Nationhood Lab Director Colin Woodard, a historian of the U.S. regionalism and nationhood development, recently discussed with the Associated Press how some of our most powerful national myths contribute to the country’s loneliness crisis.

“People weren’t lonely. They were tied up in a web of connections. And in many countries that’s more true than it was in the United States,” says Colin Woodard, director of the Nationhood Lab at the Pell Center for International Relations and Public Policy. 

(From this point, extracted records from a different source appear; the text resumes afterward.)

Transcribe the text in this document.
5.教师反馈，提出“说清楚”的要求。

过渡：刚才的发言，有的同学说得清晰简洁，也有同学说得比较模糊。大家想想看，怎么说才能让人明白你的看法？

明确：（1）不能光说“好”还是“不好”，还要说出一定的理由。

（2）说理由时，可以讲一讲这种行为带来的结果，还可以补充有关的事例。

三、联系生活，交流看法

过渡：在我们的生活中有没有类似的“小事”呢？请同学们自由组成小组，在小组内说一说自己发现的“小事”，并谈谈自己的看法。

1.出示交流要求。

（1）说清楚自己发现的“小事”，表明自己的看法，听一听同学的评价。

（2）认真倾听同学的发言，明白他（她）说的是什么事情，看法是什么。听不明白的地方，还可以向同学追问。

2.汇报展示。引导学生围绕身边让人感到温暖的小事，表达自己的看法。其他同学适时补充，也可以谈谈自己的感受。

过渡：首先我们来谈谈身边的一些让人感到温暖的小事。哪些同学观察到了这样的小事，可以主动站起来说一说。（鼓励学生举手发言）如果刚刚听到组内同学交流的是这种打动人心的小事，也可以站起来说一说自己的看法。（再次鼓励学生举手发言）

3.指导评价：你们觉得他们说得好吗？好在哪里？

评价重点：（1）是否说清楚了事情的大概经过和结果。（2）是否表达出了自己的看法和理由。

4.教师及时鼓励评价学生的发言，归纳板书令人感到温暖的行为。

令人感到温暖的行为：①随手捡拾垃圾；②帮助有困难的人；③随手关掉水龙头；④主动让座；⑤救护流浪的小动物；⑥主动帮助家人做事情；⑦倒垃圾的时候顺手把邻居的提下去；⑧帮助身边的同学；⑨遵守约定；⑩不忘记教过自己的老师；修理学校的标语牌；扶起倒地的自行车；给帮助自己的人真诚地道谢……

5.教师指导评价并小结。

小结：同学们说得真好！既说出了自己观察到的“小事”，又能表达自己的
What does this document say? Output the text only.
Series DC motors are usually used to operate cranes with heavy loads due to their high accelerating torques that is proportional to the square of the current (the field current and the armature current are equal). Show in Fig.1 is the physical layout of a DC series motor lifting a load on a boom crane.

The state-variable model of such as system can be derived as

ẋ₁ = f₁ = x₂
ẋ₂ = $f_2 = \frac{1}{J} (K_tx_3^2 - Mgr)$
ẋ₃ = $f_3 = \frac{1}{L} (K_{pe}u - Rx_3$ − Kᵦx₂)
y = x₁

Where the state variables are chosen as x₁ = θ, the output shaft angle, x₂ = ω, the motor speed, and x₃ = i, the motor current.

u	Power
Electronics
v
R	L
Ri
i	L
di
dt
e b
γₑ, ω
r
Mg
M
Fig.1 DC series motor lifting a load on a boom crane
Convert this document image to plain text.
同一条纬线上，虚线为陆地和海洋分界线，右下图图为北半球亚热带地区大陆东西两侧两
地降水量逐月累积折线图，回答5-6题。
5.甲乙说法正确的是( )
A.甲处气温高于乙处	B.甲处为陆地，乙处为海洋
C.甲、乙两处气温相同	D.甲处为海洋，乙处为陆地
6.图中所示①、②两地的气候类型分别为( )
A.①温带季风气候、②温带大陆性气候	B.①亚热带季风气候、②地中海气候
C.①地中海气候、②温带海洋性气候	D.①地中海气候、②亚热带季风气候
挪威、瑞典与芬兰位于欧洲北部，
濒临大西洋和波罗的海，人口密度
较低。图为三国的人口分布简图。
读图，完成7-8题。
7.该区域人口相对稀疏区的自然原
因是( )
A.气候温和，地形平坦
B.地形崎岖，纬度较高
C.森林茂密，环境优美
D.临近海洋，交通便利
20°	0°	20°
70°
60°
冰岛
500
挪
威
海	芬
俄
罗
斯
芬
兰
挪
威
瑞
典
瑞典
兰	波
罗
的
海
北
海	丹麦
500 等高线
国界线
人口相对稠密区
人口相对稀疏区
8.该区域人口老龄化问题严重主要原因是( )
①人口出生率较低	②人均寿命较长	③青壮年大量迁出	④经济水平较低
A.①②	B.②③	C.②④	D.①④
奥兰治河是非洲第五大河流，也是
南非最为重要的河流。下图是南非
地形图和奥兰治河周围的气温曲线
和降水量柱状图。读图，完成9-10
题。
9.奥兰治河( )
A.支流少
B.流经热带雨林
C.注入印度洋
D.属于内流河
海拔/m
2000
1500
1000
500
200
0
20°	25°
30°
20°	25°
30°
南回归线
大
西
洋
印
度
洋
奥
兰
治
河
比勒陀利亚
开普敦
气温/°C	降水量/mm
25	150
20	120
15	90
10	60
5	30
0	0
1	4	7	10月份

“There’s this idea that going out into those vast spaces and connecting with the wilderness and escaping the past was precisely what made us Americans,” Woodard told the Associated Press’s Global Director for New Storytelling, Ted Anthony, for an AP story that appeared in hundreds of newspapers and news organization websites in recent days. Woodard was referring, in part to Frederick Jackson Turner’s frontier myth, which plays a role in Woodard’s most recent book, Union, and was the subject of a Smithsonian article he wrote earlier this year.

In the medieval and monarchical, pre-Revolutionary period, Woodard added, “people weren’t lonely. They were tied up in a web of connections. And in many countries that’s (still) more true than it was in the United States.”

Anthony’s article appeared in major papers worldwide including the Washington Post, Houston Chronicle, San Francisco Chronicle, Kansas City Star, Miami Herald, and Seattle Times, Canada’s National Post and Toronto Star, Argentina’s La Nacion, and Spain’s El Pais, as well as at the websites of ABC News, PBS News Hour, and Telemundo.

Nationhood Lab, a project at Salve Regina University’s Pell Center for International Relations and Public Policy, delivers more effective tools with which to describe and defend the American liberal democratic tradition and better understand the forces undermining it.